Nach dem gewaltsamen Vorgehen der Sicherheitskräfte gegen Demonstranten in Tiflis hatte die Regierung am Mittwoch einen zweiwöchigen, landesweiten Ausnahmezustand verhängt, um nach eigenen Angaben einen "Staatsstreich" zu verhindern. Präsident Michail Saakaschwili beschuldigte Moskau, hinter den tagelangen Protestkundgebungen zu stehen und kündigte die Ausweisung von russischen Diplomaten an. Laut dem Staatsfernsehen wurden der russischen Botschaft am Donnerstag die Namen von drei Diplomaten übermittelt, die das Land verlassen müssen. Russlands Außenministerium wies die Beschuldigungen als "Provokation" zurück und drohte mit einer "angemessenen Antwort".

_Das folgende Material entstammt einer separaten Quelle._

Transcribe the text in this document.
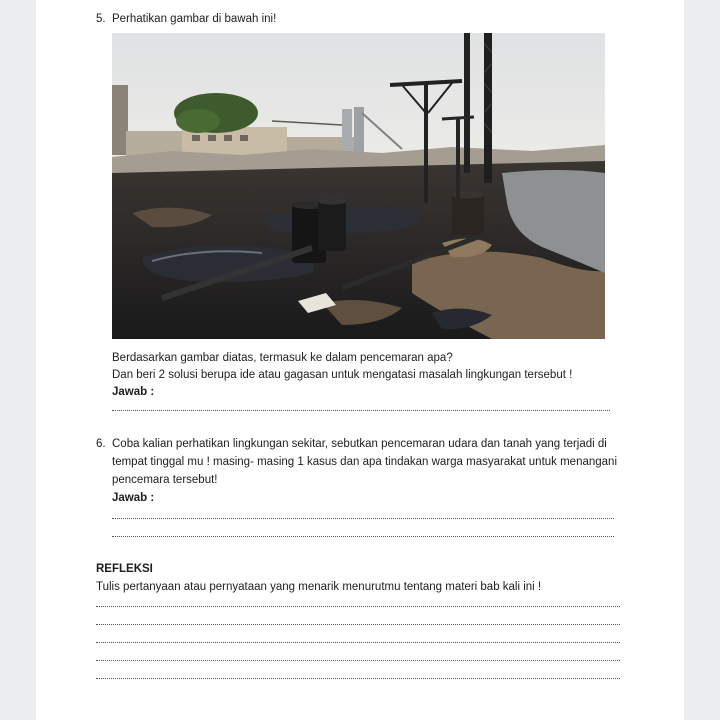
5. Perhatikan gambar di bawah ini!
Berdasarkan gambar diatas, termasuk ke dalam pencemaran apa?
Dan beri 2 solusi berupa ide atau gagasan untuk mengatasi masalah lingkungan tersebut !
Jawab :
6. Coba kalian perhatikan lingkungan sekitar, sebutkan pencemaran udara dan tanah yang terjadi di
tempat tinggal mu ! masing- masing 1 kasus dan apa tindakan warga masyarakat untuk menangani
pencemara tersebut!
Jawab :
REFLEKSI
Tulis pertanyaan atau pernyataan yang menarik menurutmu tentang materi bab kali ini !
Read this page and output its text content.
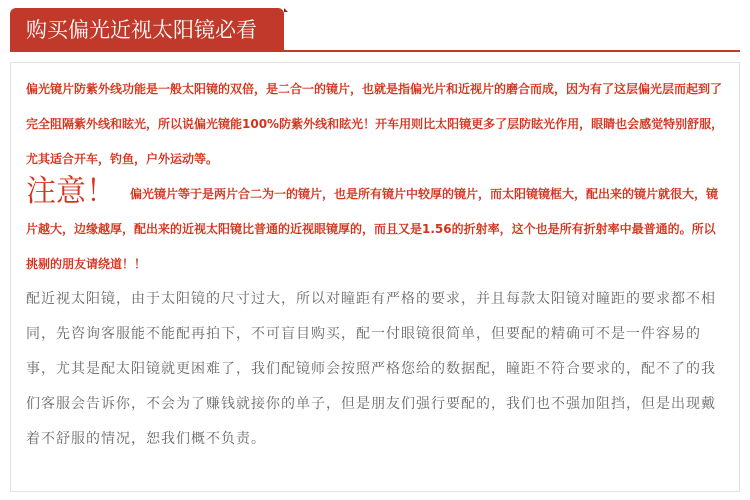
购买偏光近视太阳镜必看

偏光镜片防紫外线功能是一般太阳镜的双倍，是二合一的镜片，也就是指偏光片和近视片的磨合而成，因为有了这层偏光层而起到了完全阻隔紫外线和眩光，所以说偏光镜能100%防紫外线和眩光！开车用则比太阳镜更多了层防眩光作用，眼睛也会感觉特别舒服，尤其适合开车，钓鱼，户外运动等。

注意！ 偏光镜片等于是两片合二为一的镜片，也是所有镜片中较厚的镜片，而太阳镜镜框大，配出来的镜片就很大，镜片越大，边缘越厚，配出来的近视太阳镜比普通的近视眼镜厚的，而且又是1.56的折射率，这个也是所有折射率中最普通的。所以挑剔的朋友请绕道！！

配近视太阳镜，由于太阳镜的尺寸过大，所以对瞳距有严格的要求，并且每款太阳镜对瞳距的要求都不相同，先咨询客服能不能配再拍下，不可盲目购买，配一付眼镜很简单，但要配的精确可不是一件容易的事，尤其是配太阳镜就更困难了，我们配镜师会按照严格您给的数据配，瞳距不符合要求的，配不了的我们客服会告诉你，不会为了赚钱就接你的单子，但是朋友们强行要配的，我们也不强加阻挡，但是出现戴着不舒服的情况，恕我们概不负责。
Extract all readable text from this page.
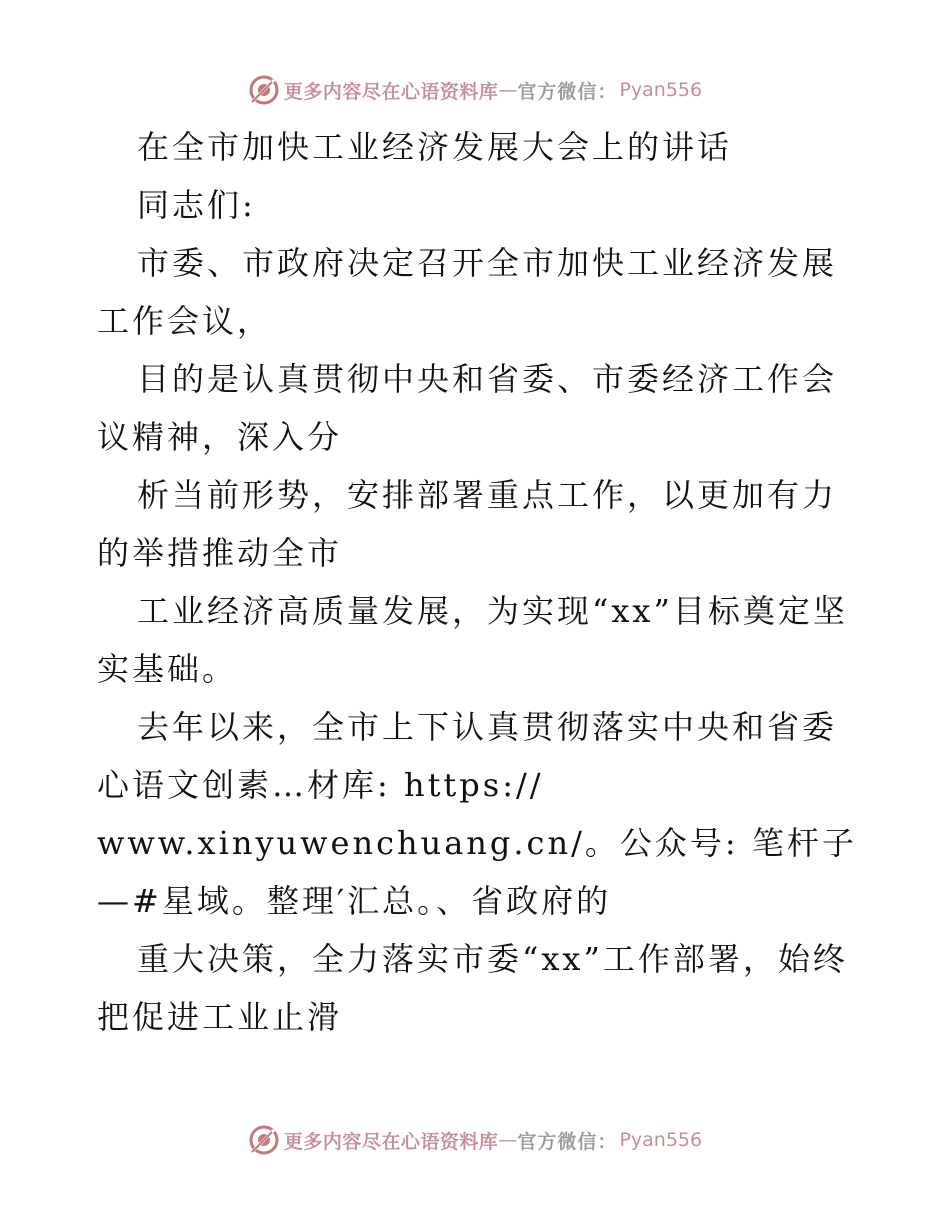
更多内容尽在心语资料库 — 官方微信： Pyan556

在全市加快工业经济发展大会上的讲话

同志们:

市委、市政府决定召开全市加快工业经济发展工作会议，

目的是认真贯彻中央和省委、市委经济工作会议精神，深入分

析当前形势，安排部署重点工作，以更加有力的举措推动全市

工业经济高质量发展，为实现“xx”目标奠定坚实基础。

去年以来，全市上下认真贯彻落实中央和省委心语文创素…材库: https://

www.xinyuwenchuang.cn/。公众号: 笔杆子—#星域。整理′汇总。、省政府的

重大决策，全力落实市委“xx”工作部署，始终把促进工业止滑

更多内容尽在心语资料库 — 官方微信： Pyan556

"Unser Zorn ist ungebrochen"
Die Opposition will nach dem Auslaufen des Ausnahmezustands mit neuen Massenkundgebungen gegen die Politik Saakaschwilis protestieren. "Unser Zorn ist ungebrochen. Wir machen auf jeden Fall weiter", sagte der Vorsitzende der Republikanischen Partei, Iwlian Chaindrawa, der Deutschen Presse-Agentur dpa in Tiflis. Durch den brutalen Einsatz gegen friedliche Demonstranten habe Saakaschwili gezeigt, dass das Bild des Westens von ihm als Demokrat falsch sei.
"Schmutzige" Kampagne
Der Chef der oppositionellen Zukunftspartei, Giorgi Majisaschwili, machte zwar Saakaschwili für die jüngste Krise verantwortlich, räumte aber gleichzeitig ein, dass ein Teil der Gegner des Präsidenten eine "schmutzige" Kampagne führe. Diese stünden in Verbindung mit "zerstörerischen Kräften aus anderen Ländern, die das georgische Volk manipulieren könnten". "Wir müssen das untersuchen", sagte er.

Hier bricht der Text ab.